Case Study Online Survey Facilitates Customer Feedback
By Tracy A. Gill
Problem: Robeez Footwear wanted real-time access to its customers.
Solution: Design an online survey program.
Result: Feedback helps Robeez optimize its e-commerce Web site.
For British Columbia-based Robeez Footwear, a manufacturer of children's soft-soled leather footwear, customer input is not an occasional goal, it's a way of life. "We have a very loyal group of customers who love to give us feedback," explains Tricia Burton, Robeez's Internet marketing manager. "And we value this dialogue because it keeps us in touch with what our consumers want and need."
To facilitate feedback, the company, which sells a large selection of shoes and booties through more than 4,000 retailers in North America, Europe and Australia, as well as its own e-commerce site, wanted an online survey program that would allow it to create surveys easily, run an unlimited number of surveys simultaneously, version surveys for different geographies, and then analyze all that data quickly—ideally in real time.
The solution Burton and her team settled on was WebSurveyor Pro, from Herndon, Va.-based software provider WebSurveyor. In March, Robeez launched a post-purchase online survey to gauge the effectiveness of a redesign its Web site underwent in February. The survey, which appears as a pop-up after a customer completes an online purchase, includes eight questions on the quality of the content; ease of navigation and ordering process; reason for purchase, e.g., personal or gift; what led the customer to the site and if this is her first visit; and what other functionality she would like to see. The survey also includes open text boxes to allow for what Burton refers to as "unprompted" feedback.
Three months into the cycle, the survey has garnered a 45 percent response rate with no abandons. And interestingly, it's not just that loyal customer base responding to the survey; results are split 50/50 between first-time buyers and repeat visitors.
So far, the survey has both validated the site redesign and given Robeez a strong direction for the future. Some of the take-away lessons it has learned so far include:
1. Even though it currently offers a zoom tool and virtual product rotation, customers want even more details, so Burton plans to incorporate more views and photos of children wearing the product.
2. Visitors are not aware of the Store Locator tool, which is a very important retail driver, so that will be made more prominent.

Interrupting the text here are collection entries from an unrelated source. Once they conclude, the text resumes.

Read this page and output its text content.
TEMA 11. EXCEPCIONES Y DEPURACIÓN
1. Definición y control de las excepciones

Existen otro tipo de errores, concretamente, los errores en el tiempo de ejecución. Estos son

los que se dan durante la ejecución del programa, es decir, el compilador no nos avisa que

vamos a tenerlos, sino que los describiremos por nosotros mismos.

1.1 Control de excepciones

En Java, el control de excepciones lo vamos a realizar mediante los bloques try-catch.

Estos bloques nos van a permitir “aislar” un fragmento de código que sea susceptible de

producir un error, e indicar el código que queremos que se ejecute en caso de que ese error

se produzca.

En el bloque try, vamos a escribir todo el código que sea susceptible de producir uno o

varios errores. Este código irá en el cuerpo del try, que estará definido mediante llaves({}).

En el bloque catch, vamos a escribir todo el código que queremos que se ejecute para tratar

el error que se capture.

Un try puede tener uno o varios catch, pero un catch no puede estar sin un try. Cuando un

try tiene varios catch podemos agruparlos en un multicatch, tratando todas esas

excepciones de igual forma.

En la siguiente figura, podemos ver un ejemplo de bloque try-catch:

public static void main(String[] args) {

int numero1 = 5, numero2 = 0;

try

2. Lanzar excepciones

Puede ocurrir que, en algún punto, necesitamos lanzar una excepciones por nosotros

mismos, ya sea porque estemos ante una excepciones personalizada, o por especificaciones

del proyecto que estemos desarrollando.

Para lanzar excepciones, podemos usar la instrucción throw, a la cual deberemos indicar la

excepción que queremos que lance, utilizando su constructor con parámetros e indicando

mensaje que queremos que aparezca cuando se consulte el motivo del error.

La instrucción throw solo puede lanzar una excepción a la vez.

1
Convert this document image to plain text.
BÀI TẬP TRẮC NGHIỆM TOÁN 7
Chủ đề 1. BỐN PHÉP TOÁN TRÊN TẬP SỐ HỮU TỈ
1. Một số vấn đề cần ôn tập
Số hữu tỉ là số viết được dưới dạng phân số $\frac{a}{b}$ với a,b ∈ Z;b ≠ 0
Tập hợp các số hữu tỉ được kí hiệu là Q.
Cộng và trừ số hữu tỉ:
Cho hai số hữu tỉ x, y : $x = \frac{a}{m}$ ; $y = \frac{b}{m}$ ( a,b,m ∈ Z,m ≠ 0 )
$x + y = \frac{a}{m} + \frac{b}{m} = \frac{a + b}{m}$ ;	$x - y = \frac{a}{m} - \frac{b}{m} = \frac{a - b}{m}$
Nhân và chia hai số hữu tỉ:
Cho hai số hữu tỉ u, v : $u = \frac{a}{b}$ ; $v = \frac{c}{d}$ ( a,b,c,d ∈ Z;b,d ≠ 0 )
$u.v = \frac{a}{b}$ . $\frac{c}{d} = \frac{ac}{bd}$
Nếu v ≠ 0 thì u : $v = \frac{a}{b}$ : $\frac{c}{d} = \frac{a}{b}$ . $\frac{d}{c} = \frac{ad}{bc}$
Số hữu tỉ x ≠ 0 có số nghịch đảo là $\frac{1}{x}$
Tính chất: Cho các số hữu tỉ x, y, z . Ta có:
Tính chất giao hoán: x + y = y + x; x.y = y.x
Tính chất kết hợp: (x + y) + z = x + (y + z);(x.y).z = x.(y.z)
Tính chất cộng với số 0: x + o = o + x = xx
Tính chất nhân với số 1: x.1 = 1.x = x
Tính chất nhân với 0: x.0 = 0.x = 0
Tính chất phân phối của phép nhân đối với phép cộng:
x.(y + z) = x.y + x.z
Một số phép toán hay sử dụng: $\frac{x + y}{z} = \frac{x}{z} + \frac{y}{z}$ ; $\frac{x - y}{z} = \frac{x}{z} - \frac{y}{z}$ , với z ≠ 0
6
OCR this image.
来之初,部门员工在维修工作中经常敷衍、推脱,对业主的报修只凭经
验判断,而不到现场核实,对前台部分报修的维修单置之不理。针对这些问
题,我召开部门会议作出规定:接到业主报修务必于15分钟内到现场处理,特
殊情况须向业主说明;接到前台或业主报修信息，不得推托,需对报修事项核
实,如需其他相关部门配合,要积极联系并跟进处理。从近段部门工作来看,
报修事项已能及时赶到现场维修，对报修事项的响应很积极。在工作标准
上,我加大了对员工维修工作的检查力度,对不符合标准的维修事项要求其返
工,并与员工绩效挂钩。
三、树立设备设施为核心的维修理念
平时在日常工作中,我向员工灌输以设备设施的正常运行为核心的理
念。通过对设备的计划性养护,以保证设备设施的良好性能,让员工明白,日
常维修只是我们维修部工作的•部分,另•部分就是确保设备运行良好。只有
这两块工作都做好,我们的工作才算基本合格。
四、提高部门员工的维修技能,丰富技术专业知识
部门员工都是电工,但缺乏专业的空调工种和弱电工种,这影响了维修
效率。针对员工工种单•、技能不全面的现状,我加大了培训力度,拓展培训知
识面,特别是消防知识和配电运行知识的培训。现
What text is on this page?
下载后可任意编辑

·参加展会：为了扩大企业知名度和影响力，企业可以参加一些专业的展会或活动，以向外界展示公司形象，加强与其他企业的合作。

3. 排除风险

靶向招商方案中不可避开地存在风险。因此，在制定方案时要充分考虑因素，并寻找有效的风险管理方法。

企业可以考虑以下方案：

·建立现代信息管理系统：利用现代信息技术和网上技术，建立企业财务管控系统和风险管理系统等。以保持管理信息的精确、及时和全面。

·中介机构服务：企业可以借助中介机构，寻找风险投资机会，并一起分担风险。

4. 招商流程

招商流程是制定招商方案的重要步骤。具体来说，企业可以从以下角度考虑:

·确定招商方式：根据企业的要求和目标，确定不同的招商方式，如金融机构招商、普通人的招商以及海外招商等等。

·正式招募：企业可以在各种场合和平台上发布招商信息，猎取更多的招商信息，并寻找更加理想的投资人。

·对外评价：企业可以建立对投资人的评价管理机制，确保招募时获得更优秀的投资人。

3. With a 50/50 split between repeat and first-time buyers, Robeez needs to be cognizant that it serves very different customer bases. To this end, Burton plans to provide more explanatory content for new customers, while keeping the content fresh so that repeat visitors get an original experience every time they come back.
Looking forward, Burton intends to continue using these post-purchase surveys, changing the questions on a quarterly basis so that Robeez can gather different kinds of information from its customers. The surveys also will be regionalized for international customers to gather more specific information.
At just eight questions, Robeez's surveys may be short in length, but they speak volumes. As Burton states, "I highly recommend using surveys. Any chance you have to interact with a customer is a great opportunity to get really valuable information."